The “Apaches” wear costumes reminiscent of those of Aztec warriors and represent the origins of carnival in Huejotzingo. They fight on the Mexican side.

Another small group is the “Diablos” (Devils). They represent a community which is since disappeared, where it is said that the residents practiced witchcraft.

==History==
The carnival began in 1868 only a few years after the Battle of Puebla in 1862. It is the oldest running carnival in the country. The festival was made famous by painters Diego Rivera, Desiderio Hernández Xochitiotzin and Fernando Ramírez Osorio who painted scenes from it.

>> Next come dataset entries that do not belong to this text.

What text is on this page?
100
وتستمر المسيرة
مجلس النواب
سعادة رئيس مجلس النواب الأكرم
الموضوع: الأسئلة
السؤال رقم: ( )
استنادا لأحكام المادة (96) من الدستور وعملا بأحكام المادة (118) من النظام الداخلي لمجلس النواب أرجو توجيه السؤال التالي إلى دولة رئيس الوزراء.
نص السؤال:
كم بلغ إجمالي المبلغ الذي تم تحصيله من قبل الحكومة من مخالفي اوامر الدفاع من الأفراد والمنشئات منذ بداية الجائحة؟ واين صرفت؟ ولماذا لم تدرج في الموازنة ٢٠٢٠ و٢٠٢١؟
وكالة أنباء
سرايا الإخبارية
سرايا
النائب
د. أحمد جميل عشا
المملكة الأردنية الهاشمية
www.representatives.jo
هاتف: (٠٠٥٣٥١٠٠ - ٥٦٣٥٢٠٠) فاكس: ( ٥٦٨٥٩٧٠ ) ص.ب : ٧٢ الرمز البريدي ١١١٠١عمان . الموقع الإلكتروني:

The carnival's heavy use of volatile gunpowder has led to injuries and even deaths among participants and spectators, with the 2013 version using over five ton of gunpowder. In 2013, over one hundred were injured, about sixty five seriously, mostly burns from gunpowder. Despite the record number of injuries, organizers say it is not possible to ban alcohol or gunpowder as they are considered to be essential to the event.